ECE2018 ePoster Presentations Pituitary and Neuroendocrinology (36 abstracts)
EGE University, Izmir, Turkey.
Case: Thirty seven years old patient whose complaint was head ache was seen in the out patient clinic for the follow up of her hormone replacement therapy. First time she was admitted to hospital with the complaint of confusion was in 2013. Her cranial MRI revelaed enlargement of optic chiasma with the possible diagnossis of optic chiasmatic glioma. Biopsy was taken out from this mass twice in July and November of 2013. In histological examinations, there were B and T lymphocytes, eosinophils and histiocytes. Lymphoid malignancies was rulled out by IHC staining. The patient has the diagnosis of panhypopituitarism since 2013. She was taking cortisol, l-thyroxine, desmopressin replacement therapies. Since she had pulmonary thromboembolism in her past medical history, estrogen replacement was given as transdermal estrogen. She has also been using insulin treatment for diabetes mellitus. Recently, her state of consciousness decreased and has been operated urgently, in another health institution.

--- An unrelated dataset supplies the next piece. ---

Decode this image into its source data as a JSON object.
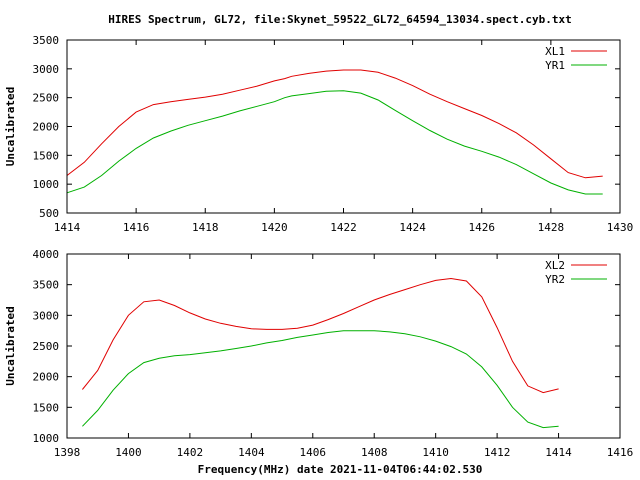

The preoperative pituitary MRI revealed that there was contrast enhancement around hypothalmic-chiasmatic region including pituitary stalk. Cranial MRI showed a lesion located at right caudate nucleus measured as 2.5×1.6 cm in diameters causing edema in white matter. Histopathology was consultated with the pathologist of our center and it was reported as infiltraiton of lymphocytes, plasma cells and histiocytes. It was stated that IgG4 positivity (> 50%) of plasma cells could be taken as a sign of IgG4 associated disease.
Conclusion: Recurrent mass lesions at the suprasellar region could be due to IgG4 associated disease. Immunosuppressive treatment should be discussed with this possible diagnosis.